Eighth, yes, working in AI capabilities is absolutely a reasonable alignment plan that raises odds of success immensely. I know, you’re so overconfident on this point that even reading this will trigger you to dismiss my comment. And yet it’s still true—and what’s more, obviously so. I don’t know how you and others egged each other into the position that it doesn’t matter whether the people working on AI care about AI risk, but it’s insane.
1. ^
  From a recent interview:
  
  D’Agostino: How did your colleagues at Mila react to your reckoning about your life’s work?
  Bengio:The most frequent reaction here at Mila was from people who were mostly worried about the current harms of AI—issues related to discrimination and human rights. They were afraid that talking about these future, science-fiction-sounding risks would detract from the discussion of the injustice that is going on—the concentration of power and the lack of diversity and of voice for minorities or people in other countries that are on the receiving end of whatever we do.

307th 22 Oct 2023 15:03 UTC
34 points
7
on: AI Safety is Dropping the Ball on Clown Attacks, and Mind Control in General
This post is fun but I think it’s worth pointing out that basically nothing in it is true.

-”Clown attacks” are not a common or particularly effective form of persuasion
-They are certainly not a zero day exploit; having a low status person say X because you don’t want people to believe X has been available to humans for our entire evolutionary history
-Zero day exploits in general are not a thing you have to worry about; it isn’t an analogy that applies to humans because we’re far more robust than software. A zero day exploit on an operating system can give you total control of it; a ‘zero day exploit’ like junk food can make you consume 5% more calories per day than you otherwise would.
-AI companies have not devoted significant effort to human thought steering, unless you mean “try to drive engagement on a social media website”; they are too busy working on AI.
-AI companies are not going to try to weaponize “human thought steering” against AI safety
-Reading the sequences wouldn’t protect you from mind control if it did exist
-Attempts at manipulation certainly do exist but it will mostly be mass manipulation aimed at driving engagement and selling you things based off of your browser history, rather than a nefarious actor targeting AI safety in particular

307th 21 Oct 2023 17:29 UTC
3 points
0
in reply to: habryka’s comment on: I Would Have Solved Alignment, But I Was Worried That Would Advance Timelines
Seems like we mostly agree and our difference is based on timelines. I agree the effect is more of a long term one, although I wouldn’t say decades. OpenAI was founded in 2015 and raised the profile of AI risk in 2022, so in the counterfactual case where Sam Altman was dissuaded from founding OpenAI due to timeline concerns, AI risk would have much lower public credibility less than a decade.

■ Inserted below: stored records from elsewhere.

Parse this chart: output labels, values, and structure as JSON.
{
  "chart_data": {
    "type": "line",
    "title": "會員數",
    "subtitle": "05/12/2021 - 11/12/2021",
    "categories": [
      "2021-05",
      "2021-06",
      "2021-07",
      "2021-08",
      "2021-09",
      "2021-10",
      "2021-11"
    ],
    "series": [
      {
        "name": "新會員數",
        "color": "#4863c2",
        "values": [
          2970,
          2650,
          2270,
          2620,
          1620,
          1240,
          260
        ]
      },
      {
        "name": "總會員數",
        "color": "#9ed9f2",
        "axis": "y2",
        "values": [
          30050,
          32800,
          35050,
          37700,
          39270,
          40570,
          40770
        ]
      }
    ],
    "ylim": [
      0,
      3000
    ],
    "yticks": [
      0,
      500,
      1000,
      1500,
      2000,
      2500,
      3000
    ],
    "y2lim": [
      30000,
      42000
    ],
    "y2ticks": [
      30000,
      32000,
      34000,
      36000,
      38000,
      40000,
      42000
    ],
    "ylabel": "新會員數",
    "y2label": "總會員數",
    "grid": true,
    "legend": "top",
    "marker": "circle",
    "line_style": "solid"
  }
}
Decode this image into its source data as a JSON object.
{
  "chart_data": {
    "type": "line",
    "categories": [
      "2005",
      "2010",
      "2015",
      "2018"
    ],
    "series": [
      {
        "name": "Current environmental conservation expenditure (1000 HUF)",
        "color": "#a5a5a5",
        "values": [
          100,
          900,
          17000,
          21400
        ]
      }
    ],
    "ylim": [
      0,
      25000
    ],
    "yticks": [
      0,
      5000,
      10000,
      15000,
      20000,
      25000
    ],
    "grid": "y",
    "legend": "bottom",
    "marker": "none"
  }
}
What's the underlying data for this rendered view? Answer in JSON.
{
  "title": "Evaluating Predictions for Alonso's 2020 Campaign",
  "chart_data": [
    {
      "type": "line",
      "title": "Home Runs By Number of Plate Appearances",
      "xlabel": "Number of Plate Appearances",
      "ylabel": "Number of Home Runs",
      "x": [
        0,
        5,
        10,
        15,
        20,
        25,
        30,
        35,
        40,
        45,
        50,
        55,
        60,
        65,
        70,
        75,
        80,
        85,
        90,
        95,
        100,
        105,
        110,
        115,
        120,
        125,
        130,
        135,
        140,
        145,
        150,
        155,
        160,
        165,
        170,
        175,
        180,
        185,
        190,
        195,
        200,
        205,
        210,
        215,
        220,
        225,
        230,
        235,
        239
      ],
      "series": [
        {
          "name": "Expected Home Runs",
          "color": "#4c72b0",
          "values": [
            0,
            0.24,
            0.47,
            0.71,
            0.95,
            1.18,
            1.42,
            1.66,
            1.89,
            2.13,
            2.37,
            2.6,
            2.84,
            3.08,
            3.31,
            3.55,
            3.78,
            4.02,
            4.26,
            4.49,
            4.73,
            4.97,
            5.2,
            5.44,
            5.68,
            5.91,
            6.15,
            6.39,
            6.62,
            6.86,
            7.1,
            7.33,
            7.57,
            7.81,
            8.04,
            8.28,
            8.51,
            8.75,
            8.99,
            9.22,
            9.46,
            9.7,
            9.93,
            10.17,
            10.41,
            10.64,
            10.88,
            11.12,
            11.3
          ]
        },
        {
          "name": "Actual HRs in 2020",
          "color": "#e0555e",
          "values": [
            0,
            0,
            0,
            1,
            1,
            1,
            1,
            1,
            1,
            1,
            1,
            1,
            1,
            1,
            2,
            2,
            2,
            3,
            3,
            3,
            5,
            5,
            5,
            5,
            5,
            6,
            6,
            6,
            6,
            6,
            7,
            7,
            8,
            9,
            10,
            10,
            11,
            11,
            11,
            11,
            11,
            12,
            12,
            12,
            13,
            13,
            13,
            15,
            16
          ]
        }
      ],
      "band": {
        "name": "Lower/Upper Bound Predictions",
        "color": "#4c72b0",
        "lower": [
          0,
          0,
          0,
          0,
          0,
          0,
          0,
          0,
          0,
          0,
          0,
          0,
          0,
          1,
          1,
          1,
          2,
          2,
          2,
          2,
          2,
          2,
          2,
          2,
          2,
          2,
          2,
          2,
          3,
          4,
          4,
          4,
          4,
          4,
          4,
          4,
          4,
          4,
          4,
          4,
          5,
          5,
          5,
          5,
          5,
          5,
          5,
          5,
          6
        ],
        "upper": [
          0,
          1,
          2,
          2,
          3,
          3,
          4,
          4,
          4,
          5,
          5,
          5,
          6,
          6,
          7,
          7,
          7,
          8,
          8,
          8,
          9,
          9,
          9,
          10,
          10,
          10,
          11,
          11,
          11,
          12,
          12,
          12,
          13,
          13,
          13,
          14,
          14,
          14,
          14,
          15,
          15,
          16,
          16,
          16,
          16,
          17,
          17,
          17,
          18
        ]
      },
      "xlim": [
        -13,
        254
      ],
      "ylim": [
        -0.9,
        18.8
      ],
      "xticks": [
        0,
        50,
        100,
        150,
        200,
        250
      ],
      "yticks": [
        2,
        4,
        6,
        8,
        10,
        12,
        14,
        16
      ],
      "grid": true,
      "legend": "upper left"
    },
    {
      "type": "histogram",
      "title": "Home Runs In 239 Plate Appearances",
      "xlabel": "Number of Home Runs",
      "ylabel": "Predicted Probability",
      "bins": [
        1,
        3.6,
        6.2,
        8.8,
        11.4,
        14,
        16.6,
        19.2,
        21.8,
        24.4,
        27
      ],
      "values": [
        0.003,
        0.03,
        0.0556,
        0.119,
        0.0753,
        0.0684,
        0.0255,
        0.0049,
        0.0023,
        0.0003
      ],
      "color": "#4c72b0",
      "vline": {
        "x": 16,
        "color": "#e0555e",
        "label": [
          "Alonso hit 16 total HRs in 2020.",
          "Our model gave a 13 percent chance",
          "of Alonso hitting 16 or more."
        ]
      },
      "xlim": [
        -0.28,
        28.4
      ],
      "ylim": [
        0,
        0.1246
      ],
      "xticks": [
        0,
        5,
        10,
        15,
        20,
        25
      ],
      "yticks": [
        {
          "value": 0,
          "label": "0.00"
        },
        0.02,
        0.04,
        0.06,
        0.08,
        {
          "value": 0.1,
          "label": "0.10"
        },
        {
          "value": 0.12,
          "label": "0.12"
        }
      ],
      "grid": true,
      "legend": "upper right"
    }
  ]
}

Public recognition as a researcher does seem to favour longer periods of time though, the biggest names are all people who’ve been in the field multiple decades, so you have a point there.

307th 21 Oct 2023 17:01 UTC
1 point
2
in reply to: habryka’s comment on: I Would Have Solved Alignment, But I Was Worried That Would Advance Timelines
I think we’re talking past each other a bit. I’m saying that people sympathetic to AI risk will be discouraged from publishing AI capability work, and publishing AI capability work is exactly why Stuart Russell and Yoshua Bengio have credibility. Because publishing AI capability work is so strongly discouraged, any new professors of AI will to some degree be selected for not caring about AI risk, which was not the case when Russell or Bengio entered the field.